On 13 March, authorities announced that the death toll had reached 62, including 46 men, eight women, and eight children. 33 of these were in Nairobi, 17 in the Eastern region, and seven in the Rift Valley region.

On 15 March, police reported four more deaths due to the floods, raising the death toll to 66.

On 18 March, authorities have announced 71 have died, 36 in the Nairobi area, 19 in the Eastern region, 8 in the Rift Valley, 4 in Nyanza region, 3 in coast, and one in the Central region.

On 3 April, the National Police Service updated the death toll to 112 people.

On the night of 25 April, flooding occurred in parts of Mwea Constituency, Kirinyaga County leaving villagers homeless. Farms were submerged in water and livestock like goats and chickens were killed or carried away by the currents, one villager was quoted as saying "We have lost everything" referring to his livelihood. Search and rescue was complicated by the destruction of infrastructure, preventing humanitarian aid reaching some of the worst affected areas.

Three consecutive days of heavy rainfall in the Mombasa sub-counties of Changamwe, Jomvu, Kisauni, Likoni, Mvita and Nyali caused flooding in the days preceding 24 April. This led to the displacement of 300 people as well as property damage. Damaged infrastructure included the Inuka Police Station, Al-Mandhry Mosque, the office of the Regional Commissioner, Tudor-Mworoto settlement and electricity poles in Mtongwe. Two Tanzanians who were at sea since 14 April were rescued at Bamburi Beach after turbulent seas and strong coastal winds forced their boat to drift from Pemba Island. The Red Cross reported flooding in Kwale County on the night of 23 April affecting 5 households and carrying one boda boda operator attempting to cross a flooded bridge.

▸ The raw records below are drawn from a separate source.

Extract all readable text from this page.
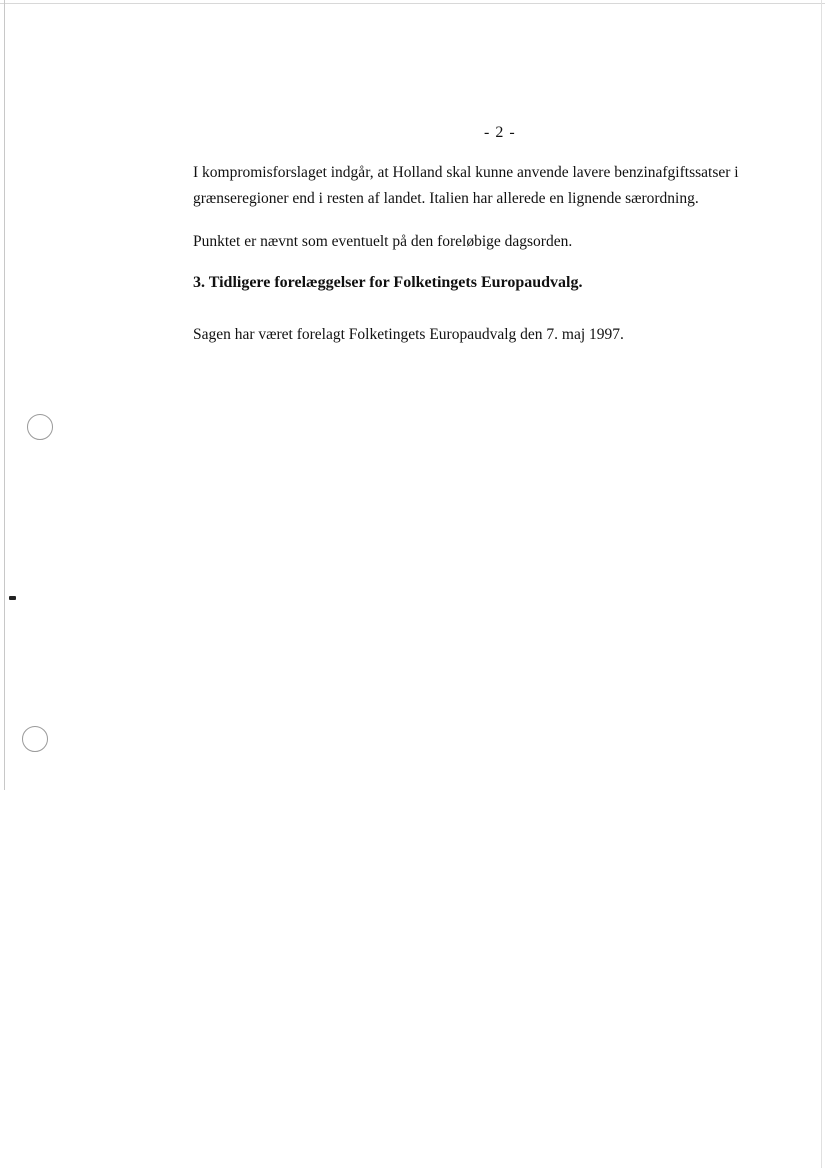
- 2 -

I kompromisforslaget indgår, at Holland skal kunne anvende lavere benzinafgiftssatser i
grænseregioner end i resten af landet. Italien har allerede en lignende særordning.

Punktet er nævnt som eventuelt på den foreløbige dagsorden.

3. Tidligere forelæggelser for Folketingets Europaudvalg.

Sagen har været forelagt Folketingets Europaudvalg den 7. maj 1997.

On 3 May, the Kenya Police stated that 18 people had recently died from landslides in Tharaka Nithi, Elgeyo-Marakwet, and Kiambu counties. The primary flooding associated with the March–May long rains season continued until approximately the end of May 2026.

==Forecasts==
The Kenya Meteorological Department forecasted intensified heavy rainfall from 20 March to 23 March which would wane on 24 March.

The Meteorological Department's April 2026 Climate Outlook forecasted that April would experience the peak of the rains. Some parts of the country would however have dry spells with others receiving heavy rain.

The Kenya Meteorological Department on 27 April forecasted continued rainfall in the Highlands East and West of the Rift Valley, Nairobi, the Rift Valley region, the Coast, and Northeastern Kenya. Citizens were notified of the increased risks of flooding, flash floods, reduced visibility on roads, rising river levels including in areas with no heavy rain, and possible landslides in high hilly regions. The Aberdare Range, Mount Kenya region and surrounding areas are among the most likely to experience landslides according to the department.

==Impacts==
By 7 March, 71 vehicles had been carried away by flood waters in Nairobi.

By the end of March, at least 110 people had been confirmed dead across 30 counties, 6,953 households affected and at least 34,765 people displaced.

In Mombasa County, flooding in the days preceding 24 April led to the displacement of 300 people including 9 families, damaged at least 103 households and rendered Jomvu Model Hospital and Tudor Sub-County Health facility inaccessible.

==Response==
Kenyan government officials said emergency response efforts were being coordinated between national and county authorities as rescue and recovery operations continued in affected areas. In a statement, President William Ruto said his government "stands in solidarity with every citizen affected" and was "acting swiftly to alleviate further suffering and safeguard lives". Ruto pledged to cover medical expenses for Kenyans affected by the floods and acknowledged that the country needed to improve its infrastructure to reduce the risk of such events in the future. Health authorities also warned of increased risks of water-borne diseases including cholera and malaria following the flooding, citing concerns about contaminated water supplies and stagnant floodwaters.